Salgo de mi casa y me uno al ejército de autómatas que invade la calle. Cada paso que doy me acerca más a mi destino. A cada metro que avanzo, veo más próximo el lugar en el que pasaré un tercio de las horas del día en un habitáculo cuya máxima expresión de vida la ofrece la luz de la pantalla de un ordenador. Noto que me falta el aire y decido desviarme de mi habitual trayecto y tomar otra dirección que me conduce hasta un parque. Una vez allí, busco una fuente para refrescarme la cara y dar un trago que hidrate mi garganta irritada por no expresar mis deseos. El sol seca las gotas de mi rostro y, dejando mi maletín en el suelo, me siento en un banco. Observo el paisaje y fijo mi atención en un perro que corre detrás de una pelota.  «¿De qué color será? –pienso–. ¿Roja? ¿Azul? ¿Morada?». Frustrado por no poder saberlo, cierro los ojos y dejo que el aire de ese parque llene mis pulmones. Mi mente viaja hasta un lugar en el que mi voz es escuchada, mis sentimientos pueden ser expresados y mis palabras son tan válidas como las de los demás. Mi pulso se ralentiza y mi corazón deja de sentir las espinas que lo oprimen. Poco a poco comienzo a sentirme libre y, con una sangre llena de esperanza recorriendo mi cuerpo, tomo la decisión más importante de mi vida: comenzar  a vivir sin miedo.
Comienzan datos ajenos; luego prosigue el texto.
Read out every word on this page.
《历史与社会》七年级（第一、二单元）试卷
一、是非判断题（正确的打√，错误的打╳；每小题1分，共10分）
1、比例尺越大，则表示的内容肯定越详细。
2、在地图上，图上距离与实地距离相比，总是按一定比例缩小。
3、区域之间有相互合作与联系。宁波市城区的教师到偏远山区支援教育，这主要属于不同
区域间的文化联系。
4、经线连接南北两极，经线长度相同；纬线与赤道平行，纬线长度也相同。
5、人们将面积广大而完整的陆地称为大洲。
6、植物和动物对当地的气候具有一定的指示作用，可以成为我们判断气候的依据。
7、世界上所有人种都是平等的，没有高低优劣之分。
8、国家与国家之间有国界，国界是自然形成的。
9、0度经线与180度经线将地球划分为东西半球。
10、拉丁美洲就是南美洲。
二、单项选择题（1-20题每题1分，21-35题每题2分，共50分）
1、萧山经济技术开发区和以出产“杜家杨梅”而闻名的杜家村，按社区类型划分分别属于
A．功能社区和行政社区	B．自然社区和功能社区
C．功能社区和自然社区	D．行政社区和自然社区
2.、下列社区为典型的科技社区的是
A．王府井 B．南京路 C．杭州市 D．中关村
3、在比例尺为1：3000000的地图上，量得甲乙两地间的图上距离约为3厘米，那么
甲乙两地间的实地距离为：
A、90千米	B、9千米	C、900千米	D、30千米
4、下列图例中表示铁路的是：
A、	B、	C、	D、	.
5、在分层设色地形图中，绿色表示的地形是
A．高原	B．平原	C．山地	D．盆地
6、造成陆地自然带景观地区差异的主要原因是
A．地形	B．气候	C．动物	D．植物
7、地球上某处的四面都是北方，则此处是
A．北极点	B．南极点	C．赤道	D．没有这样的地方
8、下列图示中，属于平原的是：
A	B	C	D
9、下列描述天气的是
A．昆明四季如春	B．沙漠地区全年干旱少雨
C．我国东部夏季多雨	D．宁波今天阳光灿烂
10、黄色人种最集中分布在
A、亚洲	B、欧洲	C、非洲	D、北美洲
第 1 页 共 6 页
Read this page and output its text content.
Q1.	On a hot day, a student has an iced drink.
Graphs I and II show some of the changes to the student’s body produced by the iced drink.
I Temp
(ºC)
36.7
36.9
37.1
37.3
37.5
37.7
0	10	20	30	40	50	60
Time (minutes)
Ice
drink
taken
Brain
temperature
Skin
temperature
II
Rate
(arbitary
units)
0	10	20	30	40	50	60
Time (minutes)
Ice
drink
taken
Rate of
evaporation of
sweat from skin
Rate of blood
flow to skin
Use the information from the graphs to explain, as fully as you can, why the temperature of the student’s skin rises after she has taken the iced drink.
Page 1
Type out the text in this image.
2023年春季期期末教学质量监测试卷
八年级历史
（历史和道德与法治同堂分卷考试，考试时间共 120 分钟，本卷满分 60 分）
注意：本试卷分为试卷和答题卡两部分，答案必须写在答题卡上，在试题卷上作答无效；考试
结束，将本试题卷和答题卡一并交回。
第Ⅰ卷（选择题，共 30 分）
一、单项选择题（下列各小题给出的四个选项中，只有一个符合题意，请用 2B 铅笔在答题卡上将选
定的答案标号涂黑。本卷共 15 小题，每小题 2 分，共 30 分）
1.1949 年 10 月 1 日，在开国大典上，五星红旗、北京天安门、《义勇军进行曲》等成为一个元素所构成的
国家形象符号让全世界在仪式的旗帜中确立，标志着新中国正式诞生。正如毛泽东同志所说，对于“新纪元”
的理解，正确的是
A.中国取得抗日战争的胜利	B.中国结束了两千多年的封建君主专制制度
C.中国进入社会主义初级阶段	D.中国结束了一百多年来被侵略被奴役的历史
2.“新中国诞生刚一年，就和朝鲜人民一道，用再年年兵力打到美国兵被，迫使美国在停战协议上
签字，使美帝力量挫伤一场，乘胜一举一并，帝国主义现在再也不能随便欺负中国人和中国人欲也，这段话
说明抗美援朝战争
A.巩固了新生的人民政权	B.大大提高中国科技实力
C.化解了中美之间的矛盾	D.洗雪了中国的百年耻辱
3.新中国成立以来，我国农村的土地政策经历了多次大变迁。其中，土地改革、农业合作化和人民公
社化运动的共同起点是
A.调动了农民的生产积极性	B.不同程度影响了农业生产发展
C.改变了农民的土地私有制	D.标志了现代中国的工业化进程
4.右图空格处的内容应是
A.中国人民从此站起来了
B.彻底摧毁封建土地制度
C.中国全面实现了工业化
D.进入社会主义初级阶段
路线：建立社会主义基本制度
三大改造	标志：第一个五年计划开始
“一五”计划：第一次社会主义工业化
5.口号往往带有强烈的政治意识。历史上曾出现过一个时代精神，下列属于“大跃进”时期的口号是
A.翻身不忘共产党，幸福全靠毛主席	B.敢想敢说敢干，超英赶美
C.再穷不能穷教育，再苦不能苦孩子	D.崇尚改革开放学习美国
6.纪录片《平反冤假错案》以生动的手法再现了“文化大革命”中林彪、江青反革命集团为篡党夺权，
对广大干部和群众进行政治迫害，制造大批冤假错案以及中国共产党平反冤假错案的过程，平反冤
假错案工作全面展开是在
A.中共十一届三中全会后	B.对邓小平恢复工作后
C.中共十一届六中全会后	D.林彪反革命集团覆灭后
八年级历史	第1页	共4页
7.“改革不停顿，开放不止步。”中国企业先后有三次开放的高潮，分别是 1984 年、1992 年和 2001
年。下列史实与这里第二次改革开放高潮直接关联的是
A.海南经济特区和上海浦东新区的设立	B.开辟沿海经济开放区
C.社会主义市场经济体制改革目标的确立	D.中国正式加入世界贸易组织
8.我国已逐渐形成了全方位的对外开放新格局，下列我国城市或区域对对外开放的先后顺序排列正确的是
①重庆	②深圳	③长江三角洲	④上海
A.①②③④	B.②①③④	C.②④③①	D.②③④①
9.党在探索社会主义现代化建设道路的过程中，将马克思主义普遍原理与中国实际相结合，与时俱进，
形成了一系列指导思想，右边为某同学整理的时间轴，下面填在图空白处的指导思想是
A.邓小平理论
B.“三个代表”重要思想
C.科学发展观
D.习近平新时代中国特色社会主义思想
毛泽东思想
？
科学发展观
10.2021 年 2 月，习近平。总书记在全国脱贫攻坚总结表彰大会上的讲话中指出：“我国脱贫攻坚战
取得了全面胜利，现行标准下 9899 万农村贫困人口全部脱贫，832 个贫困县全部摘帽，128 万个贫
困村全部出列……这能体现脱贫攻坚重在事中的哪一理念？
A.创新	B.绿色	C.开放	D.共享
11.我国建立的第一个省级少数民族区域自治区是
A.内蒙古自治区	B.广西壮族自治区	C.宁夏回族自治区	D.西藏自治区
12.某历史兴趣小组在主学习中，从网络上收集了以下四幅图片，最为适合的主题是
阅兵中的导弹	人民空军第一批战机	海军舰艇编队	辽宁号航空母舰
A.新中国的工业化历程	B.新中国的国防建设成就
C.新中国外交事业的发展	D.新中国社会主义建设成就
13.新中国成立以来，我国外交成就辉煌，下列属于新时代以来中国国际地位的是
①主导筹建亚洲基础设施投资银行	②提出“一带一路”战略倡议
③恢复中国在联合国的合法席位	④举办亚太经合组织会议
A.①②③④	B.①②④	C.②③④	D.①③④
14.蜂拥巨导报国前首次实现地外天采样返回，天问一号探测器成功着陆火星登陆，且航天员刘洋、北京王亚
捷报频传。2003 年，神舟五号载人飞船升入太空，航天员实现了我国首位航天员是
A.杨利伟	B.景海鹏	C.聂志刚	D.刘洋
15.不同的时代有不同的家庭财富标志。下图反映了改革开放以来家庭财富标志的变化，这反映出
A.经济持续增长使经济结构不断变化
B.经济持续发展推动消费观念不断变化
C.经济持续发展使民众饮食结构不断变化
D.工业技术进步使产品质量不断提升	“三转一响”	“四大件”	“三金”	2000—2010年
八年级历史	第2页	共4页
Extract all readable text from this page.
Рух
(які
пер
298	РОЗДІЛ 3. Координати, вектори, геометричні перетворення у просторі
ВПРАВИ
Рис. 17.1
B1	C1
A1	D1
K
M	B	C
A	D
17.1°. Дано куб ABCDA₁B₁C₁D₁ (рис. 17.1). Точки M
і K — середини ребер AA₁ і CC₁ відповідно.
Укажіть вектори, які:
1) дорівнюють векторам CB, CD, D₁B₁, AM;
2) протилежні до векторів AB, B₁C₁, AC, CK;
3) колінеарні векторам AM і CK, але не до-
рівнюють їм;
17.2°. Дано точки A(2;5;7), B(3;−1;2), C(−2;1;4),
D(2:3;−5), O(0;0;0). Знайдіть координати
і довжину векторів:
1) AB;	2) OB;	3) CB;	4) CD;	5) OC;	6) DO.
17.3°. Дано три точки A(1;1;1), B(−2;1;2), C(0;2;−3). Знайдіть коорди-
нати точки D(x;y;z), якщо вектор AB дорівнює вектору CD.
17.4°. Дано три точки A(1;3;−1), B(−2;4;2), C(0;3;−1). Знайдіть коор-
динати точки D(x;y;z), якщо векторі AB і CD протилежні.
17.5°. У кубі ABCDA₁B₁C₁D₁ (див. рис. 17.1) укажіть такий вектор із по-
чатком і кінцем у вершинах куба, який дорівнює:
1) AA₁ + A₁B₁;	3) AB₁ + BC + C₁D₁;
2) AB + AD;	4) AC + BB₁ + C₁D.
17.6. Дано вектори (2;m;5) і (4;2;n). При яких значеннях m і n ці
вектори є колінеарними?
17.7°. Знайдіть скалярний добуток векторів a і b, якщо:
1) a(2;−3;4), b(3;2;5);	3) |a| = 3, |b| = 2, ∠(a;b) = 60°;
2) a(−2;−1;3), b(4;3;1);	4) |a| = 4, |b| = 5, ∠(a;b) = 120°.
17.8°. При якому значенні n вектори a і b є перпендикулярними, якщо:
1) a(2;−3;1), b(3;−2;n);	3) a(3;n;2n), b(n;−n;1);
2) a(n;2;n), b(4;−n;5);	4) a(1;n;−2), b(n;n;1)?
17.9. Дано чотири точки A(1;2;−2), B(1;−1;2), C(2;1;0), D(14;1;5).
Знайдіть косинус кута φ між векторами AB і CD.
Un ladrido hace que abra los ojos y veo al perro que antes estaba jugando, a mi lado con la pelota entre sus patas para que se la lance.

 –¡Es verde! –exclamo con alegría. 

Alzo la vista y mis ojos se llenan de lágrimas al poder percibir el azul del cielo, el color ocre de las hojas de los árboles y el intenso verde del césped recién cortado. Me levanto del banco y comienzo a andar dejando atrás mi maletín.

–Disculpe –dice la dueña del perro mientras se aproxima a mí–. ¡Espero que no lo haya molestado! ¡Le encanta jugar con todo el mundo!

–¡No se preocupe! ¿Cómo se llama?

–Valor –responde la mujer.

–Muchas gracias, Valor, a partir de ahora tu nombre lo tendré siempre presente en mi vida –le digo al perro mientras le lanzo la pelota.